Ah I was not aware of the torch.norm function – thanks.

k

mufeili · December 8, 2020, 6:23am

I guess you can do something as follows:

import dgl
import dgl.function as fn
import torch
# Create a graph for demo
graph = dgl.graph((torch.tensor([0, 1, 2]), torch.tensor([1, 2, 0])))
h = torch.randn(graph.num_nodes(), 4)

# h is of shape (|V|, P), V is the node set and P is the feature size
# mu is of shape (K, P), K is the number of kernels
# sigma is of shape (1, K)
graph.ndata['h'] = h
graph.apply_edges(fn.v_sub_u('h', 'h', 'diff'))
K = 2
mu = torch.randn(K, h.shape[1])
sigma = torch.randn(1, K)
# difference with broadcasting
diff = graph.edata['diff'] - mu.unsqueeze(1) # (K, |E|, P)
diff = torch.norm(diff, p=2, dim=2)          # (K, |E|)
logit = - sigma.transpose(1, 0) * diff       # (K, |E|)
out = logit.exp()                            # (K, |E|)

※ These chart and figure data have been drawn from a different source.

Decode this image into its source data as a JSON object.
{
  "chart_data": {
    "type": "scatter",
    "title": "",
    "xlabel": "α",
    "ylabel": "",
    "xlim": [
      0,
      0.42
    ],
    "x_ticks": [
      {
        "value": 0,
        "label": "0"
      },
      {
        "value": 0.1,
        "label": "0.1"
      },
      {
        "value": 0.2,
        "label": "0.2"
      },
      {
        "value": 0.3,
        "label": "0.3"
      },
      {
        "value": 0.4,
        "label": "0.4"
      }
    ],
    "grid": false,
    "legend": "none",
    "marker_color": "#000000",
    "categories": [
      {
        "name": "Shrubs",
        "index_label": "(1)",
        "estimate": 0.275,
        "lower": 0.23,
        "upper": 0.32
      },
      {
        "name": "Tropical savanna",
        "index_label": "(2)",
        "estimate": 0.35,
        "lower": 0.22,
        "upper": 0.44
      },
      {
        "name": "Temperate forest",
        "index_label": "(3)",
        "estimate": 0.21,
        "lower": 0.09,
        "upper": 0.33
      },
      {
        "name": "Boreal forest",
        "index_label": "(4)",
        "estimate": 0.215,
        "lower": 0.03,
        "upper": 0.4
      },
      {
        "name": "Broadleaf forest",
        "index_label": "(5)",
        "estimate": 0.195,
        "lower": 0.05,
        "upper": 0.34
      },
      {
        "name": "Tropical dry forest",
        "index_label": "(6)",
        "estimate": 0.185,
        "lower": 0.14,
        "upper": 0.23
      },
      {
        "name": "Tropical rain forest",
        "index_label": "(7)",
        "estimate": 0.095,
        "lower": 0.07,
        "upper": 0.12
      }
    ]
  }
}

kristianeschenburg · December 8, 2020, 6:28am

Hi

Thank you! I ended up doing something similar. Likewise, I want to learn the mu and sigma parameters, such that we update these parameters through backprop. Does the following seem correct?

self.mu = nn.Parameter(
            th.Tensor(1, num_kernels, out_feats), requires_grad=True)
self.sigma = nn.Parameter(
            th.Tensor(num_kernels, 1), requires_grad=True)

nn.init.uniform_(self.sigma, a=0.0, b=1.0, )
nn.init.xavier_uniform_(self.mu)

mufeili · December 8, 2020, 6:30am

Yes, they look good to me.

system · January 7, 2021, 6:30am

This topic was automatically closed 30 days after the last reply. New replies are no longer allowed.